Sous le président Pompe, en dépit de l’obsession de l’ordre et la parano des complots de son Ministre de l’Intérieur Marcellin, entrer dans un immeuble cossu des Invalides tenait du jeu d’enfant. Les digicodes n’existaient pas et il me suffit d’exhiber ma carte tricolore sous le nez de la pipelette pour que la voie qui conduisait au nid d’amour de Gustave soit ouverte. Dernier étage, un duplex avec terrasse, l’ascenseur embaumait le jasmin et nous étions gais comme des pinsons. D’Espéruche nous avait rejoint pour le dessert et il avait compensé son handicap alcoométrique par rapport à nous en s’enfilant, avec des mines de colonial luttant contre le palud, une ligne d’Armagnac d’un âge canonique. Allions-nous adopter la ligne dure du genre : « Ouvrez police ! » ou la méthode pépère d’employé du gaz : je sonne ? D’Espéruche, vicelard, nous vendit, sans grande difficulté, l’intrusion par surprise. « Rien ne vaut la prise sur le vif pour déstabiliser l’adversaire… » De sa petite trousse en cuir il tira ses instruments chirurgicaux et, avec des gestes d’une grande précision, il crocheta la serrure en moins d’une minute. Dans le hall d’entrée, plus grand qu’un F3 de la Courneuve, aux murs laqués de noir, une paisible vache normande naturalisée se contemplait dans un grand miroir alors que deux mannequins de vitrine asexués, nus, assis sur une bergère nous fixaient de leurs regards vides. D’Espéruche murmurait « c’est un lupanar…»
Notre intrusion laissa de marbre une grande sauterelle, pieds-nus, aux cheveux longs et sales, clope au bec, en salopette bleue constellée d’encre, qui tirait des tracts sur une vieille ronéo hoquetante.
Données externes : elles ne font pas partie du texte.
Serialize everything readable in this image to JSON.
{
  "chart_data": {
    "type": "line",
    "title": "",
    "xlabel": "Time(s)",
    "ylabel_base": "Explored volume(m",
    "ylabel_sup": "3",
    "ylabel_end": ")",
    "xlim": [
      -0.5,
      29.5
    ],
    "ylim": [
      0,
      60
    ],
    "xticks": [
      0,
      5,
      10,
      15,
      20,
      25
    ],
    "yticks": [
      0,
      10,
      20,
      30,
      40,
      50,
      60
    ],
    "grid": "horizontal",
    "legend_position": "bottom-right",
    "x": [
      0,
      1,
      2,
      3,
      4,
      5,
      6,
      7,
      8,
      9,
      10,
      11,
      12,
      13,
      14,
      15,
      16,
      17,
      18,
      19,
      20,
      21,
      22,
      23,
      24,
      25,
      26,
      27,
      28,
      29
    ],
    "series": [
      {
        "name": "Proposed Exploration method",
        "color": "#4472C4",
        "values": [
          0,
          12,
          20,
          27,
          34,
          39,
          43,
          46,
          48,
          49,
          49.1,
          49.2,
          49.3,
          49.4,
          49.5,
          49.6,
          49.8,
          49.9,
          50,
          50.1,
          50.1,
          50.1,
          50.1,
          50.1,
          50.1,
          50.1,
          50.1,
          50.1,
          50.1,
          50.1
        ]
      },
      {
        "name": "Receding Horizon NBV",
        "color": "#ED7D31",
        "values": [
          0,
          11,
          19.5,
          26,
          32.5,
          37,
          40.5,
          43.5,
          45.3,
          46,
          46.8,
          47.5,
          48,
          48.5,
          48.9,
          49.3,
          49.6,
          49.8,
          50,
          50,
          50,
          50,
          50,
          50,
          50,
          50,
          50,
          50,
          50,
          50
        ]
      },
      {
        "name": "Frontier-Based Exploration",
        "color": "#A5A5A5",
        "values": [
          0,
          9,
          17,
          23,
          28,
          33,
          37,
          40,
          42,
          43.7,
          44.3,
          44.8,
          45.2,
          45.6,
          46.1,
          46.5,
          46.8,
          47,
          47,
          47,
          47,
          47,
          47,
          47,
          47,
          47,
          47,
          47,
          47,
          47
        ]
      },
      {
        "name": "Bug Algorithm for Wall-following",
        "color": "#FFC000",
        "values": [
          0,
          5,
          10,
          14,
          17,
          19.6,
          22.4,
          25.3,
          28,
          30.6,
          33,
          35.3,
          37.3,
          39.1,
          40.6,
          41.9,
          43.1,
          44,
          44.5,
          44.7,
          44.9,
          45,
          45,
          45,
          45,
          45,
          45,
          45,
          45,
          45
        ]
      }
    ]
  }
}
À ses côtés un jeune boutonneux, gras et bas du cul, boudiné dans un jeans, ne prit même pas la peine de se retourner pour nous lancer « si c’est pour Gustave vous feriez mieux d’attendre ici il n’aime pas qu’on le dérange quand il fait sa sieste… » Face à une telle décadence d’Espéruche n’en croyait pas ses yeux et il me put s’empêcher de rétorquer « Et il l’a fait où sa sieste ce gros con ! » Un tel qualificatif, inusité en ce lieu entièrement dédié au bien-être de l’unique représentant des couches exploitées par la bourgeoisie, fit sortir de ses gonds le morveux. Ses petits crocs, tout jaunis par la nicotine, dehors, il aboyait. « Vous êtes qui vous ? » Du tac au tac je le contrais avec la réponse-type « des ouvriers de chez Citroën camarade… » Tout en s’essuyant les mains avec un chiffon sale il nous examinait avec suspicion. « Dans cette tenue… » Raymond, piqué au vif, le retoquait « qu’est-ce qu’elle a notre tenue ? Faudrait peut-être qu’on soit crade petite tête pour coller à tes petites images du prolo. Désolé de te décevoir nous, quand on sort, on se nippe mon gars. Ce n’est pas parce que tu singes l’ouvrier avec tes paluches dans le cambouis que tu dois nous manquer de respect… » La tirade produisait son effet, l’apprenti révolutionnaire rendait les armes tout en maugréant « Gustave n’attendait pas de la visite… » Je le séchais durement « Normal nous venons lui apprendre une très mauvaise nouvelle… » Le jeune couillon n’eut même pas l’audace de me demander de quoi il s’agissait.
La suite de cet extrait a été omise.